Um Estado não produz riqueza própria no sentido em que uma empresa produz — ele redistribui riqueza criada por outros. Existem, essencialmente, três formas de fazer isso, e vale entender as três, porque cada uma disfarça o mesmo fato básico de um jeito diferente.

Tributação

A forma mais direta: uma parcela da produção de cada pessoa é retirada compulsoriamente. É a mais visível das três, e por isso a mais debatida — mas também a mais honesta sobre o que está acontecendo.

Dívida pública

Financiar gastos de hoje com promessa de pagamento amanhã, geralmente à custa de tributação futura ou de mais dívida. É tributação com efeito adiado — e frequentemente transferida para quem ainda nem nasceu para poder discordar.

Emissão monetária

A forma menos visível: criar moeda nova para financiar gastos, o que dilui o poder de compra de toda a moeda já existente.

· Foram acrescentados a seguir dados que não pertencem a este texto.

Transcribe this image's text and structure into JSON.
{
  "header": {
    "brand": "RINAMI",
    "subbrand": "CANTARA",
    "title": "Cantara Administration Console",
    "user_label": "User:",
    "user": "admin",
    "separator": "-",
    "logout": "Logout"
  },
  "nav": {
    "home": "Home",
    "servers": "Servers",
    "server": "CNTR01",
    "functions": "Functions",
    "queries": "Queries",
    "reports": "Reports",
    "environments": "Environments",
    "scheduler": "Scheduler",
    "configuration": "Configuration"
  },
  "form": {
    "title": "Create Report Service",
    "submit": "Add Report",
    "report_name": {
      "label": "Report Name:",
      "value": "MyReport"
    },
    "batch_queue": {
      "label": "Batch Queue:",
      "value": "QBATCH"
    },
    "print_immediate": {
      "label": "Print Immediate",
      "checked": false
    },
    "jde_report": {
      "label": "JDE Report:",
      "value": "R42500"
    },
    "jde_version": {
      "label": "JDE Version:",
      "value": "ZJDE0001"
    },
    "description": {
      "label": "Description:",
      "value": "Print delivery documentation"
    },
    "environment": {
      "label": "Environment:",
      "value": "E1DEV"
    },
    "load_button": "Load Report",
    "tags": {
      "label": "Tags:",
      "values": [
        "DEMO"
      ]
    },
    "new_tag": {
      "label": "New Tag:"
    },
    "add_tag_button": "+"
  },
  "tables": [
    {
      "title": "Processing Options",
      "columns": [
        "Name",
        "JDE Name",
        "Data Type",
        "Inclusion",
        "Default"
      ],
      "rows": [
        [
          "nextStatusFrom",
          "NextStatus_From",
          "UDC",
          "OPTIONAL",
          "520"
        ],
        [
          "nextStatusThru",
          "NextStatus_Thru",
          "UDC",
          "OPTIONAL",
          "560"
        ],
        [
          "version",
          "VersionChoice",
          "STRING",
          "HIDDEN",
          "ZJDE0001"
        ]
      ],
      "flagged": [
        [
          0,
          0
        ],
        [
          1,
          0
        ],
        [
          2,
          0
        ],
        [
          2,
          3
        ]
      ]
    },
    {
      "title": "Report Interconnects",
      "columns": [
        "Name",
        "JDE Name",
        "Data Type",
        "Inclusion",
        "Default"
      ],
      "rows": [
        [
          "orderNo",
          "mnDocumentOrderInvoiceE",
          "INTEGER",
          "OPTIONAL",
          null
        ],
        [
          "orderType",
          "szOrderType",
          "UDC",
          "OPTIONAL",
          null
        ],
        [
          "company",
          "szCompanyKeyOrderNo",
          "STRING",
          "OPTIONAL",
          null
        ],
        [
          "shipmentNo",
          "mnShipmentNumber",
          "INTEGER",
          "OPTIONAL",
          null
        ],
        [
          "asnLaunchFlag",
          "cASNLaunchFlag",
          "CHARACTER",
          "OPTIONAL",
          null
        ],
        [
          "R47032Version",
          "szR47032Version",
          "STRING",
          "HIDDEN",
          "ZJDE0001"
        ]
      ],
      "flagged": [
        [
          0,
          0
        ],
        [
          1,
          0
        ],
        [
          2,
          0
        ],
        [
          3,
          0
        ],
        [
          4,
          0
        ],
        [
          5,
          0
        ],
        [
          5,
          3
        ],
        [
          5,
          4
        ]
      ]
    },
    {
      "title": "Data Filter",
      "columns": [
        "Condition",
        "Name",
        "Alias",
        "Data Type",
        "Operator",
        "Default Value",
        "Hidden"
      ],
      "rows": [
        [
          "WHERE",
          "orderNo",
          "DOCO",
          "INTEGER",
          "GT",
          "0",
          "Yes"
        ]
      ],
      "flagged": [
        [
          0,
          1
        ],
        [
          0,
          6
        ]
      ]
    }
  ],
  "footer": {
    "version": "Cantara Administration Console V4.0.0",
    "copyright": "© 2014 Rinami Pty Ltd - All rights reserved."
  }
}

Funciona como um imposto que ninguém vota, cobrado silenciosamente de quem guarda a moeda que perde valor — geralmente quem tem menos acesso a proteger sua poupança em outros ativos.

As três têm em comum o mesmo ponto de origem: nenhuma delas depende de convencer alguém a entregar recursos voluntariamente pelo valor que atribui a um serviço. Isso não é, por si só, uma prova de que nenhum gasto público se justifica — é um convite a examinar com mais ceticismo qualquer expansão de escopo estatal que dependa de uma dessas três fontes para existir.